The project was originally to be located at Ratnagiri in Maharashtra but was held up because of opposition from the region’s mango farmers, who refused to part with their land. Subsequently, Raigarh was chosen as the new site for the project, which will be the world’s largest greenfield refinery.
“Aramco has taken a decision to build a refinery and that’s a huge investment. The commitment is there, it is announced,” Al Qasabi said.
“We’re waiting for the government of India to choose the land…and the Prime Minister (Narendra Modi) said the new regional government (of Maharashtra) has been chosen, and so we expect that in a very short time, the land will be decided.
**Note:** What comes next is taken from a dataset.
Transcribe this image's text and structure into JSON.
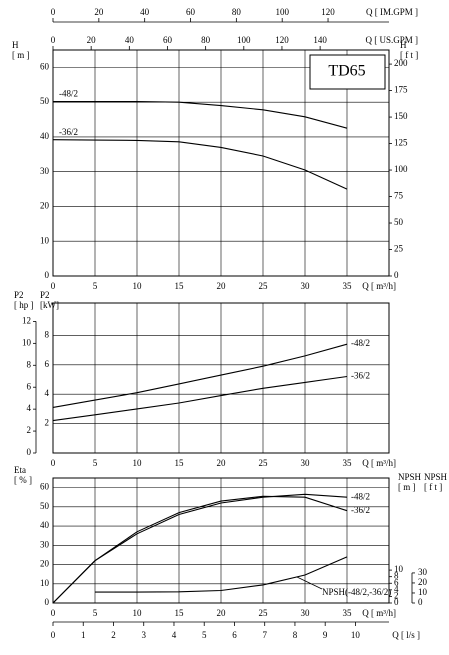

So the ball is now in their (India’s) court,” Qasabi added.
Aramco’s investment in the project will be $35 billion, he said.
Under the new Strategic Partnership Council agreement signed with India, Saudi Arabia is looking to cooperation in several areas, including technology, agriculture, pharmaceuticals, tourism and education.
Qasabi said the two sides had talked about establishing an Indian academy of technology in Saudi Arabia.
India is also the largest source of manpower for the kingdom, providing 22% of the workforce.
“We value the Indian people, we appreciate the efforts that they have been making all through the last 60 years. Indian friends and brothers have been a forklift to the Saudi economy,” Al Qasabi said.
“Seventy percent of the Saudi population is below 40…and hi-tech savvy. We can leverage the advantage India has in innovation, technology and financial technology, entrepreneurship and small and medium enterprises,” he added.
Al Qasabi said there are a lot of synergies, similarities and alignment between the two countries but investments are “always a reaction based on opportunities, feasibilities, return on the investment and stability”.
India, he added, could also serve as a “great platform to East Asia and Central Asia” for Saudi petrochemical products.